A surpresa se misturou com gratidão em meu rosto, imediatamente, meu coração pareceu ficar aquecido. Quando tudo se mostrava perdido para mim, pelo menos havia algo que ninguém poderia tirar, nosso amor. Naquele instante, o gesto simples dele tornou-se um farol de esperança, iluminando a escuridão que ameaçava nos engolir.

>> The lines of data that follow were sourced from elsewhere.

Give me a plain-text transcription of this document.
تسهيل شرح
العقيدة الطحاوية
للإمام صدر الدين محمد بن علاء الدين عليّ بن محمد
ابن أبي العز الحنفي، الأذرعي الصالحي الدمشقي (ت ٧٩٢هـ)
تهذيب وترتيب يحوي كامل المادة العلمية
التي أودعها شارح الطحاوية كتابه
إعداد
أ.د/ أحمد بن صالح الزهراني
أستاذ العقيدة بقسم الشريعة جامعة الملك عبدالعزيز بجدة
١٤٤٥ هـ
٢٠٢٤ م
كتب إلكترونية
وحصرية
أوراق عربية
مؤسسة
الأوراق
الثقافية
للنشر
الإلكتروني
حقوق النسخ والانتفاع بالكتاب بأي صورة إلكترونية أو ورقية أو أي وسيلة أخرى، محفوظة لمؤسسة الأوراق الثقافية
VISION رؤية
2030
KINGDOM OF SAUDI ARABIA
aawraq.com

— Gomawo! – Levantei da cama e o abracei com força, ignorando as roupas molhadas. – Tome um banho quentinho, eu vou arrumar a mesa.

Ele segurou suavemente meu queixo, seus dedos delicados transmitindo uma sensação de conforto. Seu olhar, intenso e profundamente compassivo, mergulhou nos meus olhos, como se tentasse ler cada pensamento e acalmar cada temor.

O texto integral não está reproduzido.